I rimpianti di Pierluigi Bersani per il Governo mancato nel 2013: lo streaming con Grillo, lo Ius soli in CdM e l'elezione di Prodi al Quirinale
LA “CITTADINANZA” E LA MOSSA DI BERSANI NEL 2013 (SENZA ALCUN ESITO): IL RETROSCENA PRIMA DELLO STREAMING CON GRILLO
Quando si parla di crisi istituzionale e di governabilità in Parlamento forse non tutti ricordano cosa avvenne con il Pd dell’allora Segretario Pierluigi Bersani la sera del 25 febbraio 2013, dopo i primi risultati delle Elezioni Politiche post-Governo Monti: tre blocchi tutti tra il 25 e il 30%, nessun vero vincitore e una lunga fase di consultazioni che portò alla nascita solo nell’aprile successivo del Governo Letta. Ma su tutti, lo choc maggiore fu per il Partito Democratico che avrebbe dovuto secondo i sondaggi stravincere quelle Elezioni, con Bersani che sarebbe diventato Presidente del Consiglio.
E invece quel 29,5% raccolto dai Dem – davanti al 29,1% del Centrodestra di Berlusconi e il 25,8% del M5s di Beppe Grillo, all’esordio assoluto dopo i Governi tecnici e la crisi economica del 2011 – non portò che due mesi di caos politico che vide implodere la candidatura del Premier incaricato Bersani. Chiacchierando con Tommaso Labate in una lunga intervista sul “Corriere della Sera” è lo stesso ex Segretario Pd, nonché fondatore di Articolo 1, a ricordare quei mesi tribolati tra il famoso “streaming” con Grillo e la nomina del Presidente della Repubblica con Sergio Mattarella, dopo però la caduta della candidatura di Romano Prodi.
Bersani ammette il rimpianto per quello che non riuscì a concretizzarsi come il “suo” Governo, e che di fatto segnò la sua esperienza alla guida del Partito Democratico con l’avvento del “nemico giurato” Matteo Renzi: «il rimpianto è per quello che volevo fare nel primo CdM».

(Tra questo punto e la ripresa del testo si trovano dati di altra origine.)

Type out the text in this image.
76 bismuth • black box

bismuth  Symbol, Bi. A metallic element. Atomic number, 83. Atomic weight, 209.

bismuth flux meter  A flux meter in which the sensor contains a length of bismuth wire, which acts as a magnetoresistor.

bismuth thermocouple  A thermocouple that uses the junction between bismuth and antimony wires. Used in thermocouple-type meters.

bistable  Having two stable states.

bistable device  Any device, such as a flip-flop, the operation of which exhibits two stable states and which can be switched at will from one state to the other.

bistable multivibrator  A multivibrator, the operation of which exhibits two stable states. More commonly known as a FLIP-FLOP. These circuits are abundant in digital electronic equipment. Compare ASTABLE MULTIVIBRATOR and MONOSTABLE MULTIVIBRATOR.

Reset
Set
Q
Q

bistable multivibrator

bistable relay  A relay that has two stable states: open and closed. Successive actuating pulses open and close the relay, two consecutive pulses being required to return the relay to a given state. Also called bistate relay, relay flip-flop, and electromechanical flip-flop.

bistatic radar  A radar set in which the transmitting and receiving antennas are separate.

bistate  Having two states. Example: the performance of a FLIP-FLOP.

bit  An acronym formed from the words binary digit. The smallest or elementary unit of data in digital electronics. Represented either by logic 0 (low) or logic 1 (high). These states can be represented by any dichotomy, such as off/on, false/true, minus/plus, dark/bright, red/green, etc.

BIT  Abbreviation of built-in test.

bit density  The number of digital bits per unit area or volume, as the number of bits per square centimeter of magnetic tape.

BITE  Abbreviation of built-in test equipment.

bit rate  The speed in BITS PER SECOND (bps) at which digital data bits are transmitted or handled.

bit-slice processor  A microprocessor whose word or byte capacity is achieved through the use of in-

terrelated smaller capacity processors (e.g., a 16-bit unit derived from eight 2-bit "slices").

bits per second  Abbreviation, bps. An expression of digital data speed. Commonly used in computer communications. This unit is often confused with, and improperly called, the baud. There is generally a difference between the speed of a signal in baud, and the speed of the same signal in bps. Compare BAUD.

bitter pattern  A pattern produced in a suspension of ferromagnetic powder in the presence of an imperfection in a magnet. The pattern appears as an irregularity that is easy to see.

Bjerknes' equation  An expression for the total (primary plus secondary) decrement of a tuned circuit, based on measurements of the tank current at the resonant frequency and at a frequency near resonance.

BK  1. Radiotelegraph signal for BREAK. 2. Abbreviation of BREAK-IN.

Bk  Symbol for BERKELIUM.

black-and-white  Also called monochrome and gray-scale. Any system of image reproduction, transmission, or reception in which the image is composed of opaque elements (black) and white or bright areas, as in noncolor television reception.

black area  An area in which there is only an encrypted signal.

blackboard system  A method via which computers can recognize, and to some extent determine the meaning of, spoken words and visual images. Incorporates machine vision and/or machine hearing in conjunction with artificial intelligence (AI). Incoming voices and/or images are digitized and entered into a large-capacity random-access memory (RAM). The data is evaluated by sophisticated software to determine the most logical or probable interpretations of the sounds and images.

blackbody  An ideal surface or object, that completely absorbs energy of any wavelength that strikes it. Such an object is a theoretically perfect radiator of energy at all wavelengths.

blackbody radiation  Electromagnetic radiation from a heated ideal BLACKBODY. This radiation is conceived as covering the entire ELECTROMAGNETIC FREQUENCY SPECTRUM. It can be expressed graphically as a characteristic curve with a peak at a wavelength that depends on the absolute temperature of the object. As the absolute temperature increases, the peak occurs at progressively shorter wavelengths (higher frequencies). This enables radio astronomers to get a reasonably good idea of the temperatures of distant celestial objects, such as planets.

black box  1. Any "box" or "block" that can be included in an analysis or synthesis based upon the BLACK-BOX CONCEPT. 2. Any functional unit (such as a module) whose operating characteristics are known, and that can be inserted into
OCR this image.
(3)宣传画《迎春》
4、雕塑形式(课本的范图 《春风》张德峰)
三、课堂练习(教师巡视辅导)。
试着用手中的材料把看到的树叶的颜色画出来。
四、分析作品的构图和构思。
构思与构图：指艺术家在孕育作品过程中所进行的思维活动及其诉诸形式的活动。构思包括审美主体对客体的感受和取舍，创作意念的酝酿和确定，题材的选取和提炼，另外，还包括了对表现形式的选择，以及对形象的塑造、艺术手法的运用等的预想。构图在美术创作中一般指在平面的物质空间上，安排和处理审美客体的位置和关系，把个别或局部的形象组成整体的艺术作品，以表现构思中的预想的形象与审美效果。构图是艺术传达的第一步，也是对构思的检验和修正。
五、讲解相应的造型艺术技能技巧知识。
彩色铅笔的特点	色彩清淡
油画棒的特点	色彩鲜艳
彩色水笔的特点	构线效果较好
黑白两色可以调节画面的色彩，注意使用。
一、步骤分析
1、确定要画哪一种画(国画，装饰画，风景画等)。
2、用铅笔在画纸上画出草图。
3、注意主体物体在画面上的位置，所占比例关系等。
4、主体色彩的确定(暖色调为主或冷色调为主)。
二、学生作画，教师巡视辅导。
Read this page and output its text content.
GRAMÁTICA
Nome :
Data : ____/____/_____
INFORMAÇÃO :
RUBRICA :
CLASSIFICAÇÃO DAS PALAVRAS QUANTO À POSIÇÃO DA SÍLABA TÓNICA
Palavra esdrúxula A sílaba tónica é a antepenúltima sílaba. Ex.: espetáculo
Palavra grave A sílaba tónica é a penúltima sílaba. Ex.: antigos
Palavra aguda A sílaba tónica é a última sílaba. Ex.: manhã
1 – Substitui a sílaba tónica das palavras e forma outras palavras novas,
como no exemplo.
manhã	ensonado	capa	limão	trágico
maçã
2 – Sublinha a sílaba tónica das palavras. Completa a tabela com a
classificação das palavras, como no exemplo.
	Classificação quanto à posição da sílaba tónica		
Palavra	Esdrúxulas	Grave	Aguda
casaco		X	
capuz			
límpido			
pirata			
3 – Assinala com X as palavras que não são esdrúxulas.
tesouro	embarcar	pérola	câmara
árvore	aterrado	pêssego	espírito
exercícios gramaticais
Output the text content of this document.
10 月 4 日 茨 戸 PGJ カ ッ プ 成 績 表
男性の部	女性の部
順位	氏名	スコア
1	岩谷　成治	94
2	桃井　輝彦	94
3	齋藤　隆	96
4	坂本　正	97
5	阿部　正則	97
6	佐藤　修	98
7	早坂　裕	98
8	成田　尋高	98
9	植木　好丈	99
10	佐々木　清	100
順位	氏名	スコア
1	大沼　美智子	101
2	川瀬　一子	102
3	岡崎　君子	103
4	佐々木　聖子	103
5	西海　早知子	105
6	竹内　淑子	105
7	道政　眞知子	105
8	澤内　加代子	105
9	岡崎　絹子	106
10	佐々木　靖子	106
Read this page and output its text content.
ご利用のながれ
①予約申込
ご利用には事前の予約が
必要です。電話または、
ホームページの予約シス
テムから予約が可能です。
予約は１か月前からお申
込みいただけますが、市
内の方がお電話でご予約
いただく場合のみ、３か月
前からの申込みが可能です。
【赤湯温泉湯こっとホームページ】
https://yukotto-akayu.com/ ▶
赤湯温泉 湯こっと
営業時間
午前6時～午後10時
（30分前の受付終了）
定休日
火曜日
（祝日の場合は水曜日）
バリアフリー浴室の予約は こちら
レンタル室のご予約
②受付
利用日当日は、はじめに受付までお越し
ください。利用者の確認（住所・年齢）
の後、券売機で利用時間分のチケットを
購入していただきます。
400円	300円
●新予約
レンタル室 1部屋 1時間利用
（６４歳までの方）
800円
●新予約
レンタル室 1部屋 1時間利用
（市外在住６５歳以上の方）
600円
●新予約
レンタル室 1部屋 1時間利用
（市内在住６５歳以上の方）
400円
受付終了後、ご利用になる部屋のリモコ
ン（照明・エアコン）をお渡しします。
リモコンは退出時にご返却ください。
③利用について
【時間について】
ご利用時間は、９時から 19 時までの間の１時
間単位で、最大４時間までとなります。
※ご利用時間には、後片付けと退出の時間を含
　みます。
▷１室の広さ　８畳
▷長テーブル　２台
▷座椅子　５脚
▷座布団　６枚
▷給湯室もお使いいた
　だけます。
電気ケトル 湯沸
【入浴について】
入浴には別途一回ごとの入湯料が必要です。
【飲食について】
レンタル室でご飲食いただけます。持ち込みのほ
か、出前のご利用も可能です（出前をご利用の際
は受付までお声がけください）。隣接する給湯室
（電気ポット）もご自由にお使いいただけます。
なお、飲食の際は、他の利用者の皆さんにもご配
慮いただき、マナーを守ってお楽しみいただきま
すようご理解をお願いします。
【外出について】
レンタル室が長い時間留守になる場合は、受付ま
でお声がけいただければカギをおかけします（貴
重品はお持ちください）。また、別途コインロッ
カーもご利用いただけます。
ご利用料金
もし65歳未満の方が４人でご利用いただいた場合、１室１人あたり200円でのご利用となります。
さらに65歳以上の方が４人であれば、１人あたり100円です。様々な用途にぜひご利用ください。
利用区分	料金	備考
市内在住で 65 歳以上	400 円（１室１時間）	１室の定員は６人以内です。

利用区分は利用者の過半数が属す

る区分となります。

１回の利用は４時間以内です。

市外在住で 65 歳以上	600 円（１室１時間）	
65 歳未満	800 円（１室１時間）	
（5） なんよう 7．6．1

Secondo il politico piacentino, nel silenzio generale anche con i suoi stessi eventuali Ministri, Bersani avrebbe voluto portare in CdM il decreto legge per approvare lo Ius soli. Bandiera (oggi) per le forze del “campo largo progressista”, la legge sulla cittadinanza per chiunque sia nato in Italia secondo Bersani sarebbe dovuta essere approvata già in quel primo CdM se non vi fosse stato il (presunto) tradimento del Movimento 5Stelle e poi l’impallinamento (politico) di Prodi come potenziale Presidente della Repubblica.
DALLO IUS SOLI AI FRANCHI TIRATORI: LE RIVENDICAZIONI DI BERSANI CONTRO LA SUA STESSA SINISTRA
La rivendicazione di Bersani però non è solo contro l’ala renziana del Pd che all’epoca contribuì a scalzare la leadership della sinistra progressista da Largo del Nazareno, ma è in generale contro la maggioranza Dem che non sostenne appieno sia il possibile Governo Bersani che la candidatura di Prodi per il Quirinale.
Ancora al “Corriere” è l’ex Ministro del Lavoro che riflette su come avrebbe voluto portare lo Ius soli in Cdm, senza avvisare nemmeno i suoi Ministri: addirittura racconta di aver voluto far trapelare la notizia di un Consiglio dei Ministri conoscitivo, salvo poi presentare un decreto legge per il tema della cittadinanza. Secondo il suo ragionamento (fatto però oggi, a 12 anni da quel periodo storico, ndr), inizialmente nessuno avrebbe potuto votare contro il Presidente del Consiglio appena nominato: non solo, Bersani avrebbe posto le sue dimissioni come minaccia politica qualora il decreto non fosse stato poi convertito in legge in Parlamento.
Non avvenne però nulla di tutto questo, non venne trovata una maggioranza stabile tra Pd e M5s e alla fine si arrivò al Governo Letta con inizialmente anche parte del Centrodestra in una sorta di concordia nazionale che si ruppe poi dopo il fallimento del Patto del Nazareno tra Renzi e Berlusconi nel 2014. La fine del Pd di Bersani avvenne invece con quei 101 franchi tiratori che affossarono Prodi al Quirinale, e di fatto anche l’esperienza del Segretario Dem: ammette di conoscerne almeno una settantina che votarono contro in casa Centrosinistra, ma non tutti «erano renziani», v’erano soprattutto quelli a sinistra che «volevano far fuori Prodi e quelli che volevano far fuori me».